アベノミクスがもっぱら注目される安倍内閣ですが、安倍首相は教育再生を掲げ、道徳教育にも力を入れています。憲法改正や自衛隊の国防軍化や北朝鮮制裁などタカ派路線を歩む安倍首相はどんな道徳教育をするのでしょうか。
 
道徳を正規教科に」提言へ…教育再生会議
 政府の教育再生実行会議(座長・鎌田薫早稲田大総長)は15日、児童・生徒の「心の教育」を充実させるため、道徳を学習指導要領で正規の教科と位置づけることを政府に求める方針を固めた。
  今月末にまとめるいじめ対策、体罰問題に関する報告書に盛り込む考えだ。道徳を小中学校の正規の教科と位置づけることで、授業時間の確保や質の充実を図り、生徒らの規範意識向上を図る必要があると判断した。
  同会議は15日、首相官邸で会合を開き、いじめ対策や体罰問題、道徳教育の充実について議論した。首相は「子どもたちの規範意識や豊かな人間性を育んでいくために何が必要かとの視点で考え、道徳教育を充実していくことが大切だ」と述べた。鎌田座長は会議後の記者会見で「有識者からは、道徳を教科化すべきだという意見が大勢だった。反対意見は出なかった。こうした点を踏まえて取りまとめる」と語った。
20132161000  読売新聞)
 
今月末に出る報告書には、今話題の体罰問題も盛り込まれるということで、どんなものになるか楽しみですが、私なりに推測してみましょう。タカ派の安倍首相なら絶対こんな内容になるはずです。
 
国家に自衛権があるように、個人には正当防衛権があります。教師が生徒に体罰を加えようとしたら、当然正当防衛権を発動して反撃することが許されます。また、体罰が自分ではなくクラスメートや部員仲間に向けられた場合は、集団的正当防衛権を発動することができます。つまり集団で教師をボコボコにすることができるのです。このように道徳教育で正当防衛権のことをしっかり教えれば、学校での体罰を一掃することができるはずです。
 
このようにタカ派の道徳教育はきわめて現実的で役立つものになります。
 
国家は国益追求を第一にします。これを個人に当てはめると、個人は自分の利益追求を第一にするということです。ですから、安倍式道徳教育ではもっぱら利己主義が奨励されることになります。安倍内閣は尖閣でも竹島でも絶対に譲りません。それは日本の固有の領土だからです。個人も同じように、たとえば電車で座席に先に座れば、それは自分の“固有の座席”ですから、たとえ年寄りが譲るように要求しても絶対に……なんていうことはありません。それは問題が違います。
要するに正当な利益の追求が奨励されるわけです。
 
たとえば会社でサービス残業を強要されることがあれば、断固正当な残業代を要求します。こういう交渉で弱腰になることは、安倍式道徳教育ではもっとも非難されることです。

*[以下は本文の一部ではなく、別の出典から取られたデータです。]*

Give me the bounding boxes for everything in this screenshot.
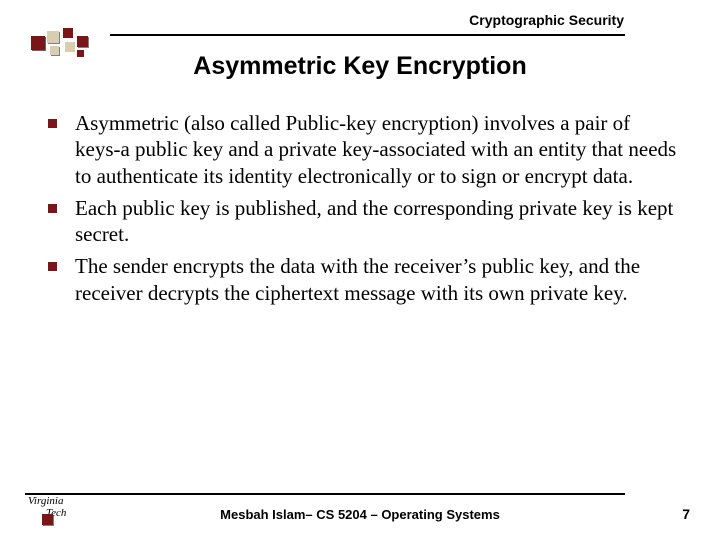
header-topic-label: Cryptographic Security [469,12,624,28]
bullet-text: Asymmetric (also called Public-key encry… [75,111,676,188]
bullet-text: Each public key is published, and the co… [75,196,673,246]
list-item: The sender encrypts the data with the re… [40,253,680,306]
ornament-square [31,36,45,50]
list-item: Asymmetric (also called Public-key encry… [40,110,680,189]
page-number: 7 [682,506,690,522]
ornament-square [47,31,59,43]
ornament-square [77,36,88,47]
footer-credit: Mesbah Islam– CS 5204 – Operating System… [0,507,720,522]
bullet-text: The sender encrypts the data with the re… [75,254,640,304]
bullet-list: Asymmetric (also called Public-key encry… [40,110,680,306]
header-divider [110,34,625,36]
list-item: Each public key is published, and the co… [40,195,680,248]
footer-divider [25,493,625,495]
slide-title: Asymmetric Key Encryption [0,52,720,81]
slide: Cryptographic Security Asymmetric Key En… [0,0,720,540]
slide-body: Asymmetric (also called Public-key encry… [40,110,680,312]
logo-line1: Virginia [28,495,63,507]
ornament-square [65,42,75,52]
ornament-square [63,28,73,38]
slide-header: Cryptographic Security [0,0,720,46]
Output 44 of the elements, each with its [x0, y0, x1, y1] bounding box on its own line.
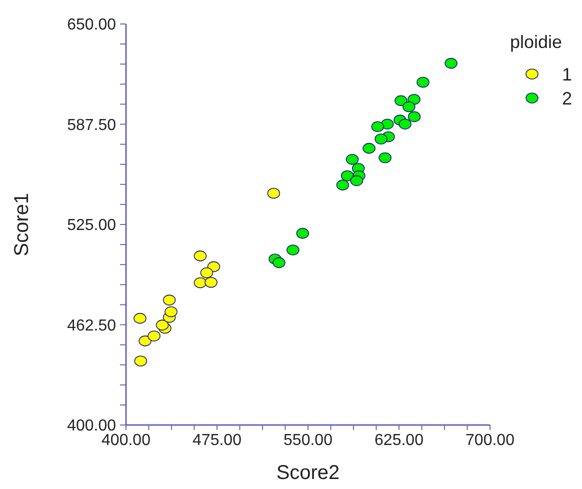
x-tick-label: 475.00 [192, 432, 242, 449]
point [156, 320, 169, 330]
point [336, 180, 350, 190]
point [134, 356, 148, 366]
point [204, 277, 218, 288]
point [398, 118, 412, 130]
x-tick-label: 400.00 [102, 432, 151, 449]
point [162, 294, 176, 306]
point [408, 111, 421, 122]
point [194, 250, 207, 262]
point [402, 101, 416, 112]
x-tick-label: 625.00 [374, 432, 424, 449]
point [164, 306, 178, 318]
point [200, 267, 214, 278]
legend-label: 2 [562, 88, 572, 108]
point [148, 330, 160, 342]
x-tick-label: 550.00 [284, 432, 333, 449]
point [296, 228, 310, 239]
point [194, 277, 207, 288]
point [286, 244, 300, 256]
point [444, 58, 458, 69]
point [394, 95, 408, 106]
y-axis-title: Score1 [11, 192, 33, 256]
point [378, 152, 392, 164]
point [371, 121, 384, 132]
y-tick-label: 462.50 [67, 317, 116, 334]
point [340, 170, 354, 182]
point [346, 154, 359, 165]
y-tick-label: 650.00 [67, 16, 116, 34]
x-axis-title: Score2 [276, 462, 340, 484]
y-tick-label: 525.00 [67, 217, 116, 234]
point [374, 134, 388, 144]
point [362, 142, 376, 154]
y-tick-label: 400.00 [67, 418, 116, 435]
point [138, 336, 152, 346]
point [272, 257, 286, 268]
x-tick-label: 700.00 [466, 432, 515, 449]
point [267, 188, 280, 199]
point [134, 312, 146, 324]
legend-label: 1 [562, 64, 572, 84]
point [350, 175, 364, 186]
point [416, 76, 430, 88]
legend-title: ploidie [510, 32, 562, 52]
y-tick-label: 587.50 [67, 116, 116, 134]
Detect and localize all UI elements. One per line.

企業が利益を上げているのに従業員の給料を上げないというときも、従業員は自分の利益を追求して断乎として賃上げを要求しないといけません。もちろん個人で要求しても企業を動かすことはできませんから、集団で、つまり組合を通して団体交渉をすることになるでしょう。
今、安倍首相はデフレ脱却のために経団連などに賃上げを要求して孤軍奮闘しています。しかし、将来は安倍式道徳教育で教育された世代がみずからの力で賃上げを勝ち取っていくでしょう。その日がくるのが今から待ち遠しいですね。
 
 
もっとも、まったく別の道徳教育になってしまうかもしれません。
先の総選挙の自民党の公約にはこう書かれています。
 
教育基本法が改正され、新しい学習指導要領が定められましたが、いまだに自虐史観や偏向した記述の教科書が多くあります。子供たちが日本の伝統文化に誇りを持てる内容の教科書で学べるよう、教科書検定基準を抜本的に改善し、あわせて近隣諸国条項も見直します。
 
要するに日本人としての誇りを持たせる教育をするということです。
しかし、個人としての誇りを持たせる教育、つまり自尊心を持たせる教育をするとは書いてありません。
自尊心のない人間は、人と交渉するときも弱腰になってしまい、自分の利益を追求することができません。イジメられたときもはねつける強さを持てません(「日本人としての誇り」は日本人同士ではなんの役にも立たない)。
自民党は日本人をみんな自尊心のない人間にしてしまおうというのでしょうか。植民地主義の教育は民族の誇りを奪うものでしたが、それと同じようなものです。
 
安倍首相は自尊心のある日本人をつくりたいのか、それとも自尊心のない日本人をつくりたいのか、どちらでしょうか。